A day after Tesla chose Austin, Texas, for its next U.S. Gigafactory, its new competitor in zero-emission vehicle manufacturing, Nikola Corporation, started its first manufacturing facility in Arizona, bringing its vision closer to start. to make heavy hydrogen trucks. to reality
Nikola hopes to start producing hydrogen trucks from his factory in Coolidge, Arizona, in the second half of 2023.
Its first truck will be produced in Europe in 2021, at the Iveco factory in Ulm, Germany, in association with CNH Industrial.
The $ 600 million Arizona factory will initially produce the Nikola Tre and Nikola Two trucks. At full production, the facility will be able to manufacture around 35,000 units annually.
Nikola also plans to manufacture battery-powered electric trucks for shorter transportation applications, while developing a hydrogen fuel cell truck ideal for long-haul transportation.
For Nikola, hydrogen trucks and 100 percent electric battery trucks are complementary use cases, the company said in a presentation at Deutsche Bank’s global auto industry virtual conference last month. Hydrogen-powered vehicles will have an estimated range of 500-750 miles and can be used in long-distance transportation, while BEV trucks with ranges up to 300 miles would be used for shorter transportation routes, says Nikola.

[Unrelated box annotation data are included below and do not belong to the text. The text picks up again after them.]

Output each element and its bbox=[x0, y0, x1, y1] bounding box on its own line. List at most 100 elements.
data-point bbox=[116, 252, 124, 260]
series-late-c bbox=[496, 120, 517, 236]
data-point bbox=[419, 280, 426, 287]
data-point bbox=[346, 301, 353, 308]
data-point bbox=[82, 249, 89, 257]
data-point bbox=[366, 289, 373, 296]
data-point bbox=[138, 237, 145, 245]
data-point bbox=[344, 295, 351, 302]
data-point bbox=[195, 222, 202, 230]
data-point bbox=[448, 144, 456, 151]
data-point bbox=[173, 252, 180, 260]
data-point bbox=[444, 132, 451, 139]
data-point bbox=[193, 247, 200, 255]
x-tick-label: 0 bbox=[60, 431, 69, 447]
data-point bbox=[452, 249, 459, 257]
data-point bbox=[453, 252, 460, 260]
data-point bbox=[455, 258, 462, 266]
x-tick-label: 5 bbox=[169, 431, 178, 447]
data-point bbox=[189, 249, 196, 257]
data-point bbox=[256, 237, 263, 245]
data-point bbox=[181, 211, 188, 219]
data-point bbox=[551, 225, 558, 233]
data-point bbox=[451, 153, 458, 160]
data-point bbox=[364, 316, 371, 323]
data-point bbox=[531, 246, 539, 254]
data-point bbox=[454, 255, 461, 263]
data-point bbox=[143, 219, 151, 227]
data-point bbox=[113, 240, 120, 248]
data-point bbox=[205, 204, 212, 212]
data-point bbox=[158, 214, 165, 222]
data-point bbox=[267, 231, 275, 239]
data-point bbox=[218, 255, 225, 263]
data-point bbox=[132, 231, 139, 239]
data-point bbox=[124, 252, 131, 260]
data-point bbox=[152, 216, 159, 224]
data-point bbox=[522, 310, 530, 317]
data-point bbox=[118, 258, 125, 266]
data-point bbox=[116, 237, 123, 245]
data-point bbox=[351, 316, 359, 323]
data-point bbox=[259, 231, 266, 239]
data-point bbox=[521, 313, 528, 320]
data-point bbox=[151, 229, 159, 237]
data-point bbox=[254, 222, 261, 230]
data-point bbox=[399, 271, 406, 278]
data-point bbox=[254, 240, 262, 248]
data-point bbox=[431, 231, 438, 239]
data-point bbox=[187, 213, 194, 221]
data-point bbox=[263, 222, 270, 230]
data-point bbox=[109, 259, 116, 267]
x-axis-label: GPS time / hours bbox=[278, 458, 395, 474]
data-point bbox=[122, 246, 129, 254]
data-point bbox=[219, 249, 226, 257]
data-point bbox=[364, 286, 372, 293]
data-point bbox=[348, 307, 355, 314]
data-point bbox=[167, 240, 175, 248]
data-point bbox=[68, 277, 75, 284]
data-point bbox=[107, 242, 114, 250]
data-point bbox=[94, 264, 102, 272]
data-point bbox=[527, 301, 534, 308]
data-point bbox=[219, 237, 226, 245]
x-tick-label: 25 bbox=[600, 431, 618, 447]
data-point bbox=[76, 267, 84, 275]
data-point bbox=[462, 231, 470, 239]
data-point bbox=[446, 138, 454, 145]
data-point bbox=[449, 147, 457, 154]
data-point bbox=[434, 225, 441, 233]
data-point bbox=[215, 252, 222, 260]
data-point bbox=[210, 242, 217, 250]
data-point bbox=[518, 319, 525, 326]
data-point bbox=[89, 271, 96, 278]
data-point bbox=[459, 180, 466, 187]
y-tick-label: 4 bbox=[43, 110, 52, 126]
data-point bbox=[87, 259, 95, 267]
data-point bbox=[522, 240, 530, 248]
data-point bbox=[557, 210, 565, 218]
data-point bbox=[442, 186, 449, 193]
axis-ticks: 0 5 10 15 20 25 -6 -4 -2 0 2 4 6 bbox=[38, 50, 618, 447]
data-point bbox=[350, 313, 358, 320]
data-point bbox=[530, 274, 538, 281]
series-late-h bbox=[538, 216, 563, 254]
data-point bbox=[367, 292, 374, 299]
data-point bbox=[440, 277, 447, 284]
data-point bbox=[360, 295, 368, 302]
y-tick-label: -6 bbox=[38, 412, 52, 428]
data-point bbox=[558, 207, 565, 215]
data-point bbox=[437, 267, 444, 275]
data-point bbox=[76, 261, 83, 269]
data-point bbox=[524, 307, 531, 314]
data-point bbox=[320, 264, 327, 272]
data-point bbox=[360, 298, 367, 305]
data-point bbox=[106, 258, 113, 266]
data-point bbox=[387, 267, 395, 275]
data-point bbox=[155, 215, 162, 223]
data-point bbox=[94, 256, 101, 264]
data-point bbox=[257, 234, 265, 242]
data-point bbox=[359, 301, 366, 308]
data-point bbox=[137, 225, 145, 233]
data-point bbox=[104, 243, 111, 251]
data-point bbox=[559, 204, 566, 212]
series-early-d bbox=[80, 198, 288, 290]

The company, created in 2015, has not yet sold a vehicle and earned no revenue, but was listed on NASDAQ last month after merging with special-purpose vehicle company VectoIQ Acquisition Corp, and its market capitalization was US $ 12.25 billion at the close on July 23.
Analysts and the media see Tesla and Nikola as rivals in the zero-emission vehicle market. But Trevor Milton, founder and CEO of Nikola, says that the real competitor is diesel trucks, and that fans and developers of hydrogen and battery-powered vehicles should focus on replacing diesel and stop hating each other.
Nikola is not rivaling Tesla in the passenger car manufacturing business – his goal is to build hydrogen and battery-powered electric trucks and vans. Its long game is zero-emission heavy transport and related infrastructure, such as hydrogen station networks.
But his new electric truck, Badger, could compete with Tesla’s Cybertruck. The badger will have an estimated range of up to 600 miles, which is 100 miles more than Tesla’s estimated Cybertruck maximum range.
Nikola has yet to manufacture, sell, or lease any BEV and FCEV trucks, but it expects the first revenue to start coming next year when it projects sales of 600 units of BEV trucks, the company said in an SEC filing of the prospectus for its list. In 2024, Nikola is targeting sales or leases of 7,000 BEV trucks and 5,000 FCEV trucks with 24 full hydrogen stations by then.
To finance the deployment of hydrogen batteries and trucks, Nikola will likely need to raise additional funding of $ 700 million between late 2021 and early 2022, he said in the SEC filing. The company also expects to issue debt in the next five years to support operations and finance manufacturing equipment and hydrogen station equipment.
Unlike Tesla, Nikola is not building the technology behind its vehicles internally. Instead, he has chosen to share the intellectual property of his R&D with high-tech engineering and technology companies that can make Nikola’s ideas work.
As for the FCEV vs. BEV rivalry, Nikola’s Milton wrote in a LinkedIn post last month:
“BEV vs. FCEV. What people don’t understand is that they don’t compete. They complement each other.”
“No one size fits all applications and in this situation FCEV is cheaper than BEV for long distance trucks,” argues the founder of Nikola, concluding:
“It’s not FCEV vs BEV, it’s FCEV and BEV. Now let’s stop hating each other and focus on getting rid of diesel trucks by offering an amazing solution to drivers to accept the change.”